OpenAI Moderation doesn't give binary answer — it's probabilities. Need business logic for "gray zone":

// Android: process moderation results
fun evaluateModerationResult(result: ModerationResult): ContentDecision {
    return when {
        result.flagged -> ContentDecision.BLOCK
        result.categoryScores["harassment"]!! > 0.7 -> ContentDecision.BLOCK
        result.categoryScores["harassment"]!! > 0.3 -> ContentDecision.REQUIRE_REVIEW
        result.categoryScores["sexual"]!! > 0.4 -> ContentDecision.REQUIRE_REVIEW
        else -> ContentDecision.ALLOW
    }
}

REQUIRE_REVIEW — content goes to moderation queue. Published with delay or immediately with reduced visibility.

Multilingual Moderation

OpenAI Moderation works with Russian, but quality on non-standard forms (transliteration, intentional typos, leetspeak) is worse. Additional layer: normalize text before checking.

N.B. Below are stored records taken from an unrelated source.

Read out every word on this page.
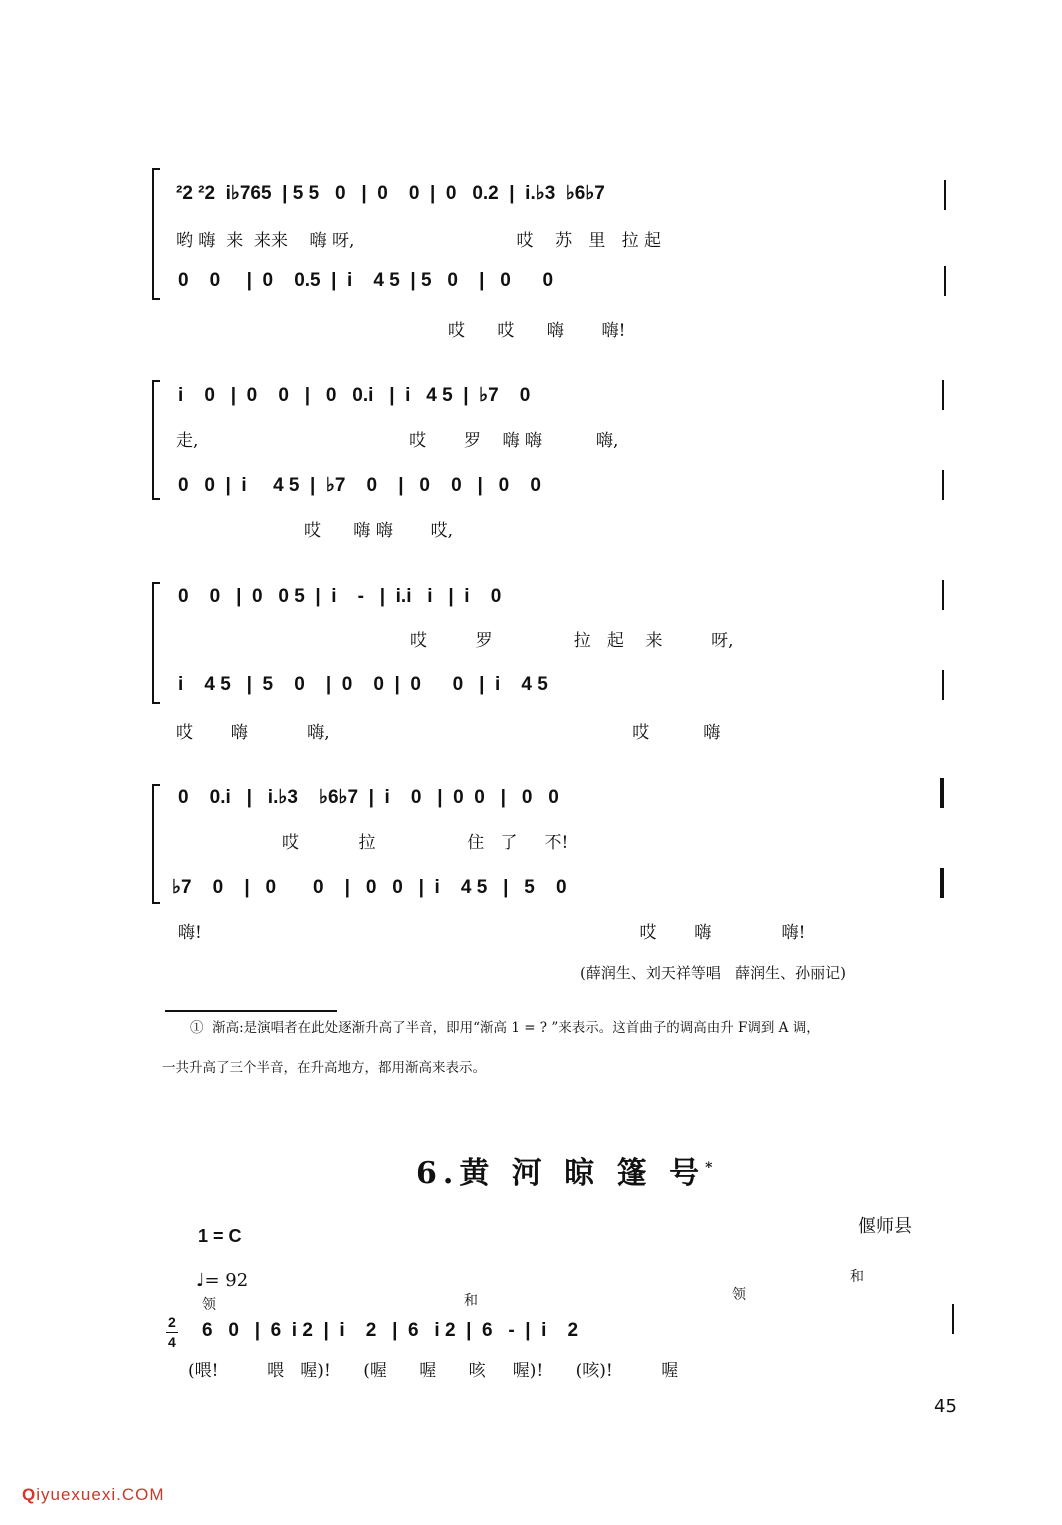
²2 ²2  i♭765  | 5 5   0   |  0    0  |  0   0.2  |  i.♭3  ♭6♭7
哟 嗨  来  来来    嗨 呀,                              哎    苏   里   拉 起
0    0     |  0    0.5  |  i    4 5  | 5   0    |   0      0
哎      哎      嗨       嗨!
i    0   |  0    0   |   0   0.i   |  i   4 5  |  ♭7    0
走,                                       哎       罗    嗨 嗨          嗨,
0   0  |  i     4 5  |  ♭7    0    |   0    0   |   0    0
哎      嗨 嗨       哎,
0    0   |  0   0 5  |  i    -   |  i.i   i   |  i    0
哎         罗               拉   起    来         呀,
i    4 5   |  5    0    |  0    0  |  0      0   |  i    4 5
哎       嗨           嗨,                                                        哎          嗨
0    0.i   |   i.♭3    ♭6♭7  |  i    0   |  0  0   |   0   0
哎           拉                 住   了     不!
♭7    0    |   0       0    |   0   0   |  i    4 5   |   5    0
嗨!                                                                                 哎       嗨             嗨!
(薛润生、刘天祥等唱   薛润生、孙丽记)
①  渐高:是演唱者在此处逐渐升高了半音，即用“渐高 1 = ? ”来表示。这首曲子的调高由升 F调到 A 调，
一共升高了三个半音，在升高地方，都用渐高来表示。
6.黄 河 晾 篷 号*
偃师县
1 = C
♩= 92
2
4
领	和	领
和
6   0   |  6  i 2  |  i    2   |  6   i 2  |  6   -  |  i    2
(喂!         喂   喔)!      (喔      喔      咳     喔)!      (咳)!         喔
45
Qiyuexuexi.COM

func normalizeText(_ text: String) -> String {
    var result = text.lowercased()
    // Transliteration to Cyrillic
    let translitMap: [String: String] = ["a": "а", "e": "е", "o": "о", "p": "р", "c": "с"]
    for (latin, cyrillic) in translitMap {
        result = result.replacingOccurrences(of: latin, with: cyrillic)
    }
    // Remove repeated characters: "priivyet" → "privet"
    result = result.replacingOccurrences(of: "(.)\\1{2,}", with: "$1", options: .regularExpression)
    return result
}

Check both normalized and original text.

Rate Limiting and Abuse

If moderation is paid or expensive — protect against flooding:

  • Backend rate limiting: 20 posts/minute per user
  • Shadowban: user with violation history undergoes stricter check automatically
  • Temporary block: at 3 violations per 24 hours — temporary publishing block

Logging for Appeals

Users challenge blocks. Need to log: original text, moderation result, reason, timestamp, model version. This also helps improve thresholds over time.

Timelines

Backend with OpenAI Moderation + basic client filter — 2–3 days. Full system with pipeline, manual moderation, normalization, analytics, and appeals — 2–3 weeks. Cost calculated individually.